Thomas Stenzel, president of the United Fresh Produce Association, a national organization of produce growers, called for any new standards to be applied nationally. He made that point to the Senate Health, Education, Labor and Pensions Committee recently.
“I also urge the committee to reject calls to water down the safety requirements in this bill as a way to satisfy some who say that small farms or organic farms should not have to comply,” Stenzel said. “Our industry has learned the painful lesson that we are only as strong as our weakest link.”

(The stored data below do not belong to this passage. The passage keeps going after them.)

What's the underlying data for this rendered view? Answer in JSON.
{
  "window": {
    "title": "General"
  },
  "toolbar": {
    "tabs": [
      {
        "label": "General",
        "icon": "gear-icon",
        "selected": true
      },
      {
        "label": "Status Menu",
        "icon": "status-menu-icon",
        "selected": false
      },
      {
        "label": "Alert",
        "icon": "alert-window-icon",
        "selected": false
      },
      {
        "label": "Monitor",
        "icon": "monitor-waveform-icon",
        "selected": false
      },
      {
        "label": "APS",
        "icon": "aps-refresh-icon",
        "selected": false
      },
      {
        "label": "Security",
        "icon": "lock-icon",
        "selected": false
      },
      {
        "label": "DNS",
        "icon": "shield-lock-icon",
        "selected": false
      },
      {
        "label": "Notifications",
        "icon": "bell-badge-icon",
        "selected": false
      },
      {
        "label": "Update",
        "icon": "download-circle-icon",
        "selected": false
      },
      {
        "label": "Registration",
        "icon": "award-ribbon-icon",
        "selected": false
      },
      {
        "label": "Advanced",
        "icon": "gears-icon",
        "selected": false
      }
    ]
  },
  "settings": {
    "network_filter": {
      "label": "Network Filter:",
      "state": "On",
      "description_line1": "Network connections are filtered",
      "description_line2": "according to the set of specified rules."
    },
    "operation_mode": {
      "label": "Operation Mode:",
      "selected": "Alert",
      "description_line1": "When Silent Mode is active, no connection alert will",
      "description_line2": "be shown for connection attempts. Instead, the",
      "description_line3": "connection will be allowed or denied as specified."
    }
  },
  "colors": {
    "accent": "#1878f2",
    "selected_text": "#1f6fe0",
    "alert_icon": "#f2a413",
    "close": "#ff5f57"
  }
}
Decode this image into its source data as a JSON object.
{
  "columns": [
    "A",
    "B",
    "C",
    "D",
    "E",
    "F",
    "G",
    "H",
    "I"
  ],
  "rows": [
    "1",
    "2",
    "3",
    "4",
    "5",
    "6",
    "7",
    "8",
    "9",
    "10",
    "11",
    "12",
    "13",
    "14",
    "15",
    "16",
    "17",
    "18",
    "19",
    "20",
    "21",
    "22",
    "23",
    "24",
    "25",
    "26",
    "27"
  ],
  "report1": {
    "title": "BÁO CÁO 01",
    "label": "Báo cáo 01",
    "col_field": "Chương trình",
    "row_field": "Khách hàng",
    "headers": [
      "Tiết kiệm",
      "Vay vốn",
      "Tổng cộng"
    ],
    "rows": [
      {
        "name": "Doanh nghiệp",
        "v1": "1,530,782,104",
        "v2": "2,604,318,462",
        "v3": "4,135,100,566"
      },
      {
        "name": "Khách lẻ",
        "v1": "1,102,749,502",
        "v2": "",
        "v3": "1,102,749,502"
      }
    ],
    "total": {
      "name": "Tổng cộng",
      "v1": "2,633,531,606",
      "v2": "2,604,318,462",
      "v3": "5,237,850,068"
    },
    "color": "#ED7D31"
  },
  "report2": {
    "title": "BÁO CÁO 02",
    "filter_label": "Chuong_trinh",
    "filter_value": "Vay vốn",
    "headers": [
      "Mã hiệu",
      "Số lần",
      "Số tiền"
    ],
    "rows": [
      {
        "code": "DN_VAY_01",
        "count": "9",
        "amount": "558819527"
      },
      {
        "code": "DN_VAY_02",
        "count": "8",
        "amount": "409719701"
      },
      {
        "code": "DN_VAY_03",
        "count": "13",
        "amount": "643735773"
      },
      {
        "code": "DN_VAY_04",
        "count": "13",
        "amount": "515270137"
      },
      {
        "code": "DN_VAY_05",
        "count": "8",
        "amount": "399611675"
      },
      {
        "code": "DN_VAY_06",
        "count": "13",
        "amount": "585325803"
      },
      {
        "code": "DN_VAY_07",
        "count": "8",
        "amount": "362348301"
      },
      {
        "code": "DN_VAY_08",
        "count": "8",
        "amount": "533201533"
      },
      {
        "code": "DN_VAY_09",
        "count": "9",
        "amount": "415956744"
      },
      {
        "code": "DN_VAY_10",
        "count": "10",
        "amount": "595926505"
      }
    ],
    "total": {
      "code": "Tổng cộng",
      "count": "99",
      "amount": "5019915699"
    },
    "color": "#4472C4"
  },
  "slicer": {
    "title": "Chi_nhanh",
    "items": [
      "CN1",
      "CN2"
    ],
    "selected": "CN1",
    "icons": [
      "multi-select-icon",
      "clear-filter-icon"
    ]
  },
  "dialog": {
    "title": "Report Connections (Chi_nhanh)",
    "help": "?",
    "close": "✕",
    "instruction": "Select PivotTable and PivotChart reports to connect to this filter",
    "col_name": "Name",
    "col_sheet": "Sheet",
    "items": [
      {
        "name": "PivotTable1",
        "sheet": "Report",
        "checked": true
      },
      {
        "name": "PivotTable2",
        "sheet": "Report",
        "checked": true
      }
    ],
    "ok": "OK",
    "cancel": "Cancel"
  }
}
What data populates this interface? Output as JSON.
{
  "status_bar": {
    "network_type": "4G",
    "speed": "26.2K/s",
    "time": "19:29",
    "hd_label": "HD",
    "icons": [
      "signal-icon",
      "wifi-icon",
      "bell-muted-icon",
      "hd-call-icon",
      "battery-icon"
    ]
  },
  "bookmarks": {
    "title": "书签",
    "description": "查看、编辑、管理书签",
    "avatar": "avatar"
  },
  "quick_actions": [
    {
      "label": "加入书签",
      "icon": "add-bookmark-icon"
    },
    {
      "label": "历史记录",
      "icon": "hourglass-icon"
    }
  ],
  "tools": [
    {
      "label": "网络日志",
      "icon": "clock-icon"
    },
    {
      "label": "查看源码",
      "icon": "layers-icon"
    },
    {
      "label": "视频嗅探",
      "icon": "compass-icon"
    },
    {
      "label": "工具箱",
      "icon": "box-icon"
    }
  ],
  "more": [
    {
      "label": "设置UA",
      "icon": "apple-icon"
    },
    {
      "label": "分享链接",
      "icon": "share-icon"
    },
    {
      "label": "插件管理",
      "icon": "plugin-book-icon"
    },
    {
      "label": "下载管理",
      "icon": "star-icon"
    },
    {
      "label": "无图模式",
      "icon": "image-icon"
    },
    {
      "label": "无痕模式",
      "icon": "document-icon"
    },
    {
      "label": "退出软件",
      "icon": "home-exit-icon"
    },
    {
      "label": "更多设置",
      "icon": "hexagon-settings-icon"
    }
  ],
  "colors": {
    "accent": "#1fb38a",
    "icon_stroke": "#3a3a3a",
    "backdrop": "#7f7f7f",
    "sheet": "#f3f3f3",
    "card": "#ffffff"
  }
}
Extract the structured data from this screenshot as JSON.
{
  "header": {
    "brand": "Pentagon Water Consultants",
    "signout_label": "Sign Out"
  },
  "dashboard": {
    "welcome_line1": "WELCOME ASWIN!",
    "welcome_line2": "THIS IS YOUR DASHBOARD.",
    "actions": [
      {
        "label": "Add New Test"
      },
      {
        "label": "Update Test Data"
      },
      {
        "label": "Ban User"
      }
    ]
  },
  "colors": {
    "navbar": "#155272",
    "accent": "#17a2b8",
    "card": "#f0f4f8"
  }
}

The HELP committee is due to draft, amend and potentially send the bill to the Senate floor Wednesday. Should it pass the full Senate, the bill would need to be reconciled with the House version.
Both of North Carolina’s senators, Republican Richard Burr of Winston-Salem and Democrat Kay Hagan of Greensboro, are part of the HELP committee.
“I want to be sure that whatever the FDA is looking at, from the standpoint of regulation, our small farmers are protected,” Hagan said during a recent conference call with reporters.
The U.S. Department of Agriculture and the Food and Drug Administration have inspected various parts of the nation’s food supply. A USDA division, for example, regulates the meat-packing industry.
The FDA sets nutrition and safety standards for eggs, cheese, fruits and vegetables.
Both pieces of legislation aim to clear up the FDA’s jurisdiction to issue recalls on tainted food products. Now, Burr said, the agency often has to ask for food producers or packagers to voluntarily recall their products if a problem is found.
“My perception was they had the jurisdiction to recall,” Burr said. “We’ve clarified it.”
Other parts of the Senate bill would focus on working with and funding state agriculture agencies, who already do much of the food inspection and safety work.
“Some states don’t do the job as well as others,” said N.C. Agriculture Commissioner Steve Troxler. He has been working through the National Association of State Departments of Agriculture to help shape the food safety bills.
The FDA, he said, should set national guidelines that local agriculture departments enforce. And he argued the federal government needed to do a better job of funding local food inspections and labs.
“What we’ve got now is a reactionary system where we depend on recalls,” Troxler said. It would be better to prevent outbreaks in the first place. To do that, he said, stepped-up inspections of foreign produce and the ability to trace a tainted product’s origin are needed.
But unlike Stenzel, Troxler said traceability standards could differ depending on where and how produce was sold.
“Somewhere in the chain there’s got to be somebody who knows where a product came from,” Troxler said. “But it certainly doesn’t need to fall on the backs of small farmers.”
Mike Causey, who grows vegetables just outside the city limits and sells them at a downtown Greensboro farmers market, agrees with that sentiment.
Too many regulations, he said, could make it too expensive for farmers like him to provide the kind of produce that his customers want.
“We have signs telling the person exactly what farm the produce came from and when it was picked and that sort of thing,” Causey said. “People like that. They like to know where their food comes from.”